Over decades of very careful, patient efforts by local women leaders, the UN, and rights agencies to negotiate this, there has been some compromise success in what public health experts call "positive deviation." Aid agencies highlight these as best examples, while not highlighting cases like that of supporting a rapist's right to attack and marry a young girl.
That harsh tradition, often known as "Pharaonic" FGM, persists, but in other communities women leaders have been able to mainstream a moderate form of FGM in which the sewing of the vulva is only symbolic, or an even softer version in which the clitoridectomy is only slight thus preserving some feeling. By applauding the families who on their own accord (and because they fear their daughters will have medical troubles) choose the lighter form of FGM, the women's rights leaders have found a functional, if slow, means of reconciling the battle between girl's rights and rights to tradition.
My most memorable moment in an otherwise arduous survey, conducted partly across a war zone, came when I was interviewing councils of elders about FGM. Our team would ask each council whether they normally included women as advisors for child disputes. That way we were able to map out which villages had a positive model for women's participation versus those who forbade women from council discussions. And once we got to the topic of FGM I would scare the daylights out of my interpreter.
"What does FGM mean to you?" I would ask. "Do you think it is an issue for traditional, Islamic, or state law?" And so on. They would proudly reply:
"We use FGM to prevent girls from being promiscuous." One clever woman leader explained: "If the door's locked, ain't no one getting in."
Feigning ignorance, I would ask, "What do you do to prevent male promiscuity?"
"Men choose a girl, and he takes her as he pleases," was a common rural response.
"Do fathers ever wish to protect their daughter's honor by curtailing the boy's promiscuity instead of the girls?"
Silence.
"If boys are the ones choosing the girls, has anyone considered whether FGM should be done to boys instead?"

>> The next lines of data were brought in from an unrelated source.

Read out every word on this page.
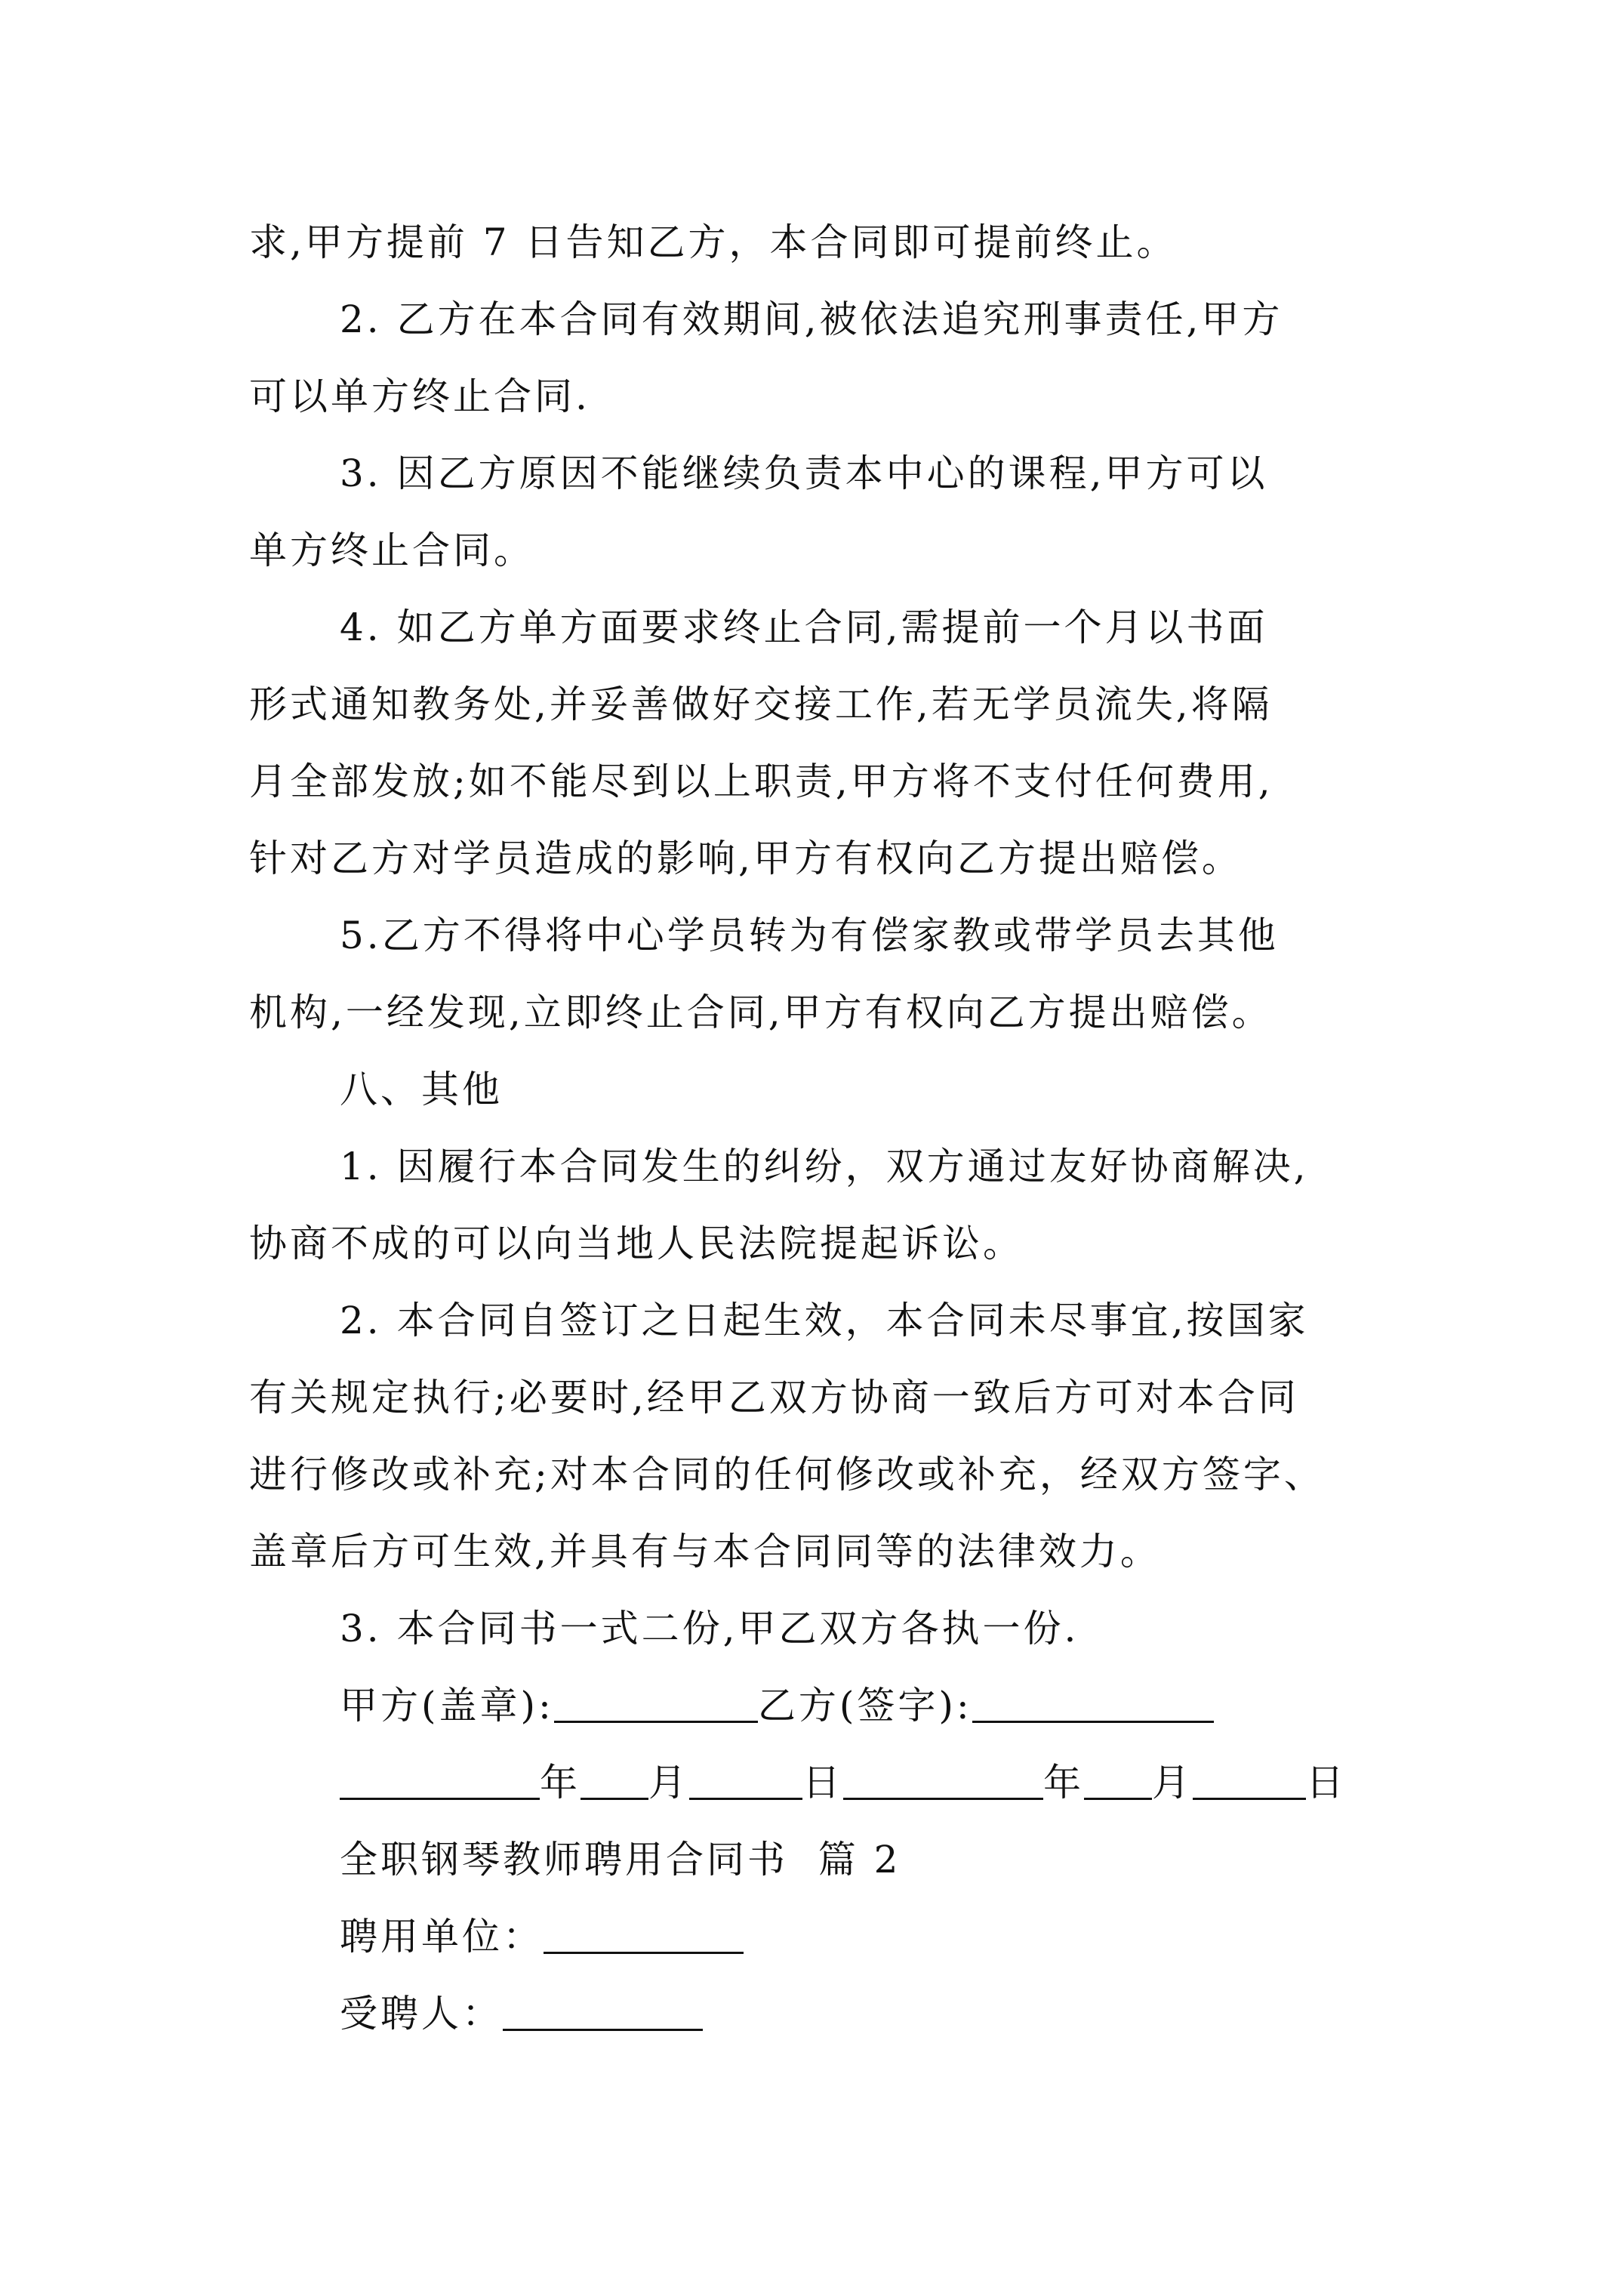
求,甲方提前 7 日告知乙方，本合同即可提前终止。
2. 乙方在本合同有效期间,被依法追究刑事责任,甲方
可以单方终止合同.
3. 因乙方原因不能继续负责本中心的课程,甲方可以
单方终止合同。
4. 如乙方单方面要求终止合同,需提前一个月以书面
形式通知教务处,并妥善做好交接工作,若无学员流失,将隔
月全部发放;如不能尽到以上职责,甲方将不支付任何费用,
针对乙方对学员造成的影响,甲方有权向乙方提出赔偿。
5.乙方不得将中心学员转为有偿家教或带学员去其他
机构,一经发现,立即终止合同,甲方有权向乙方提出赔偿。
八、其他
1. 因履行本合同发生的纠纷，双方通过友好协商解决,
协商不成的可以向当地人民法院提起诉讼。
2. 本合同自签订之日起生效，本合同未尽事宜,按国家
有关规定执行;必要时,经甲乙双方协商一致后方可对本合同
进行修改或补充;对本合同的任何修改或补充，经双方签字、
盖章后方可生效,并具有与本合同同等的法律效力。
3. 本合同书一式二份,甲乙双方各执一份.
甲方(盖章):	乙方(签字):
年 月	日	年 月	日
全职钢琴教师聘用合同书  篇 2
聘用单位：
受聘人：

Blink. Blink. The men uncrossed and re-crossed their legs. My interpreter thought the guys would clobber me. I act innocent, curious. Suddenly, the old men would burst into laughter.
"Wow," some said, "We never thought of it that way."
After all this, I came to the conclusion that FGM in all its forms as a tradition is no more worth protecting than the tradition of child beatings, wife rape, or molestation.
What about the women who protect this tradition of risking a girl's health and removing her ability to have pleasure during intercourse in order to prevent her from being promiscuous?
There are other traditional means to reduce promiscuity that do not include trauma. For one, rights advocates should highlight and applaud traditional communities that have evolved to not have this practice on their own for health or other logical reasons.
Ultimately, the great rally point for traditionalists seeking to reduce promiscuity should be on prosecuting men who attack and manipulate girls, not on traumatizing girls with this tradition and letting the men use them as they please.